The model is trained by minimizing cross-entropy, but that quantity is not always the easiest to interpret.
A confusion matrix is more intuitive because it shows:
- which digits are commonly classified correctly,
- which digits tend to be confused with each other,
- and overall classification performance.
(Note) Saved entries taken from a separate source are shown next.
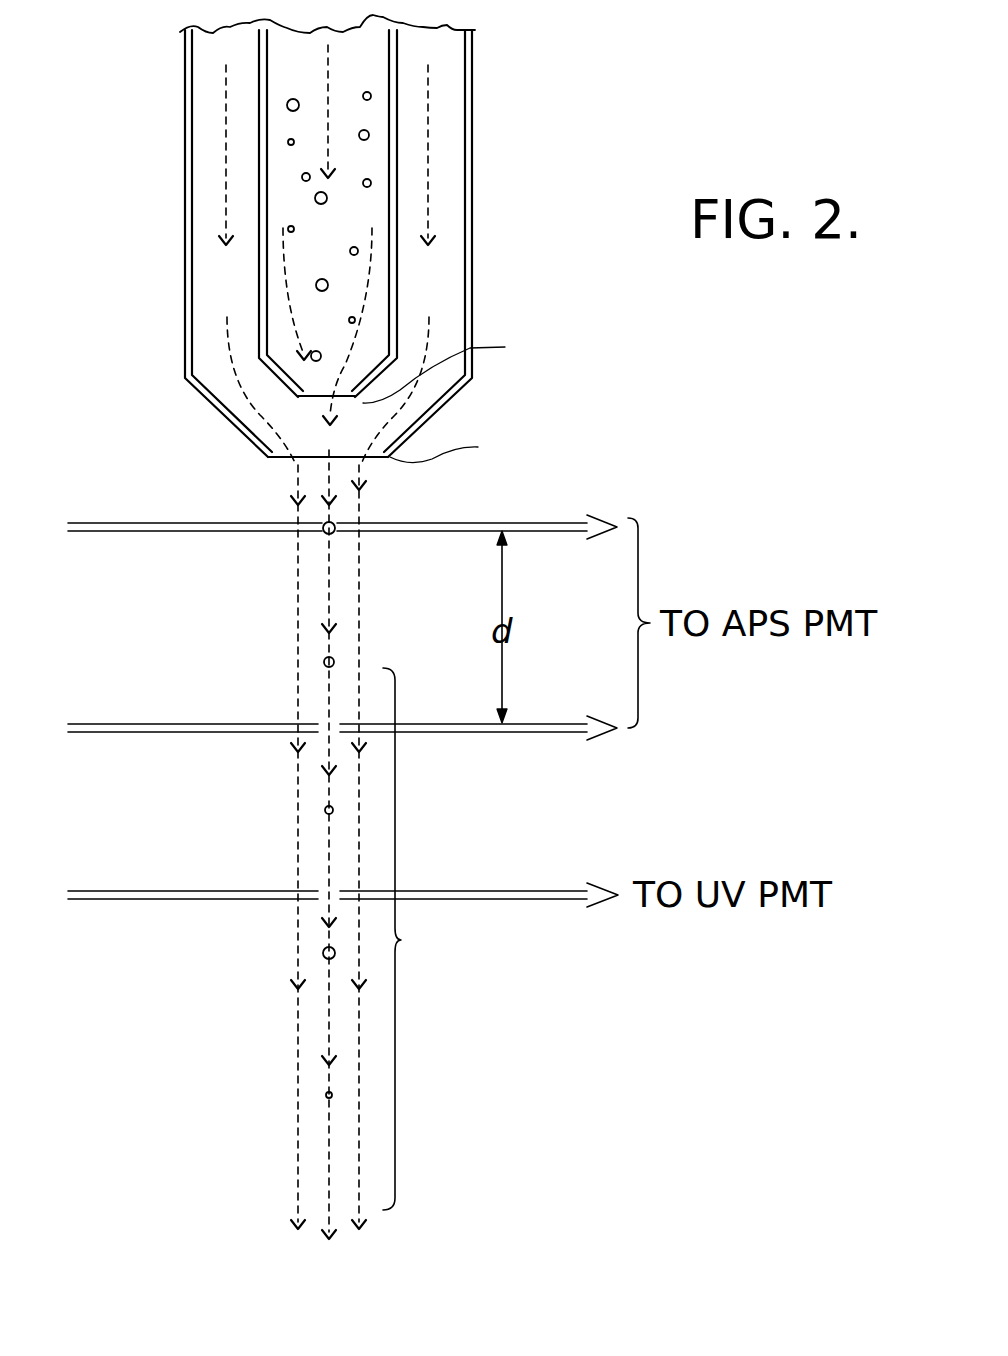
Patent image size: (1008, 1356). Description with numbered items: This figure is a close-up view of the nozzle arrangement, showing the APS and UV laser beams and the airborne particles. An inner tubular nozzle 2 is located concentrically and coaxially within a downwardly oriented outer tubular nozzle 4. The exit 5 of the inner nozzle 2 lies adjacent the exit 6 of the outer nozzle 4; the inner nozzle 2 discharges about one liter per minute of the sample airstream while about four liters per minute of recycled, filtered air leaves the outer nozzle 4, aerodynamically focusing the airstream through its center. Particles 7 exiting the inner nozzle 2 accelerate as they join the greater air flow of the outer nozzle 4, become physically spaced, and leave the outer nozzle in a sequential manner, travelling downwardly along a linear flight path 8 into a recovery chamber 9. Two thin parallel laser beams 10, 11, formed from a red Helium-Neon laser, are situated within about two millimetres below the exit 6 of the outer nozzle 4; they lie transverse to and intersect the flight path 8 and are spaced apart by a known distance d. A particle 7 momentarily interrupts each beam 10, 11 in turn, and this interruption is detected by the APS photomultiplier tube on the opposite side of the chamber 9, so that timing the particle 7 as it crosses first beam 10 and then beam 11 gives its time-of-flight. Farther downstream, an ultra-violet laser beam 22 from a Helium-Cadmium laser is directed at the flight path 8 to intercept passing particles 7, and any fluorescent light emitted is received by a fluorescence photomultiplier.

The inner tubular nozzle 2 is at (260, 183).
The outer tubular nozzle 4 is at (187, 318).
The exit of the inner nozzle 5 is at (446, 364).
The exit of the outer nozzle 6 is at (446, 449).
The particles 7 is at (371, 96).
The linear flight path 8 is at (411, 939).
The recovery chamber 9 is at (590, 1081).
The first laser beam 10 is at (126, 523).
The second laser beam 11 is at (108, 726).
The ultra-violet laser beam 22 is at (130, 900).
This is similar to how we may do model selection with an -IC metric, but we prefer to present results with an absolute metric that can be easily interpreted (such as RMSE or MAE). ## Summary: neural networks as an extension of regression
A useful way to think about this entire exercise is:
- Linear regression: weighted sums of predictors
- Logistic regression: weighted sums + nonlinear transformation for probabilities
- Neural networks: repeated weighted sums + nonlinear transformations + multiple layers
So neural networks are not a completely different idea. They are an extension of concepts from regression:
- coefficients become weights,
- intercepts are still there,
- predictors are combined linearly within each layer,
- nonlinear link functions are applied,
- and the model is trained to minimize a loss function.
The main innovations are depth, nonlinearity, and flexibility.